The preponderance of snacky, meaty, beer-friendly foods is practically a given, so maybe that’s how I got snookered by the Scotch egg. Had I read the menu more carefully, I might at least have been prepared for it. Served atop a pile of tired-looking mixed greens, the egg so dwarfed conventional ones that my sidekick wondered aloud what animal could have laid one so large. Another surprise was in store when we realized that the menu’s mysterious mention of “lentil falafel” referred to the pasty, sausageless mantle that encircled the egg. Lacto-ovo-vegetarian beer drinkers deserve Scotch eggs too, I suppose.

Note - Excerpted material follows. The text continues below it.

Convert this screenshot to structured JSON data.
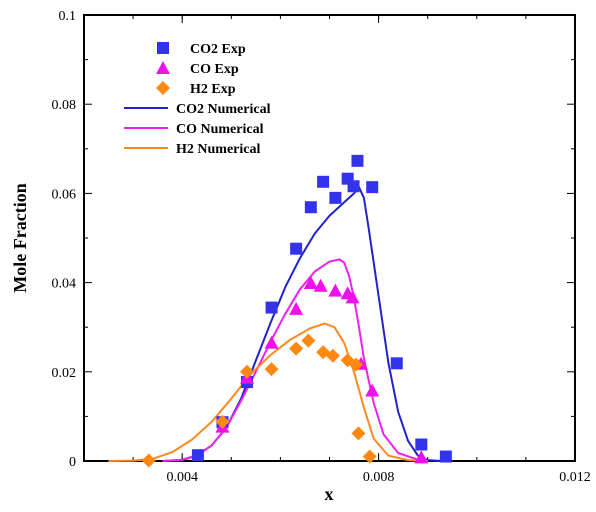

These low flavor profiles might come about because the Breakroom’s beers themselves aren’t terribly distinctive. The selection changed frequently over the course of my visits, which bodes well for its freshness. But while much mention is made of International Bittering Units and the varieties of hops used from beer to beer (Breakroom does seem to be in thrall to hopheads), they’re food friendly but forgettable. The most distinctive variety, a Berlin-style weiss sour, has so little depth it’s better ordered with one of the optional fruit syrups on hand. Fortunately the beers are served in five- as well as 13-ounce portions, which allows for a quick change of direction if a poor choice is made.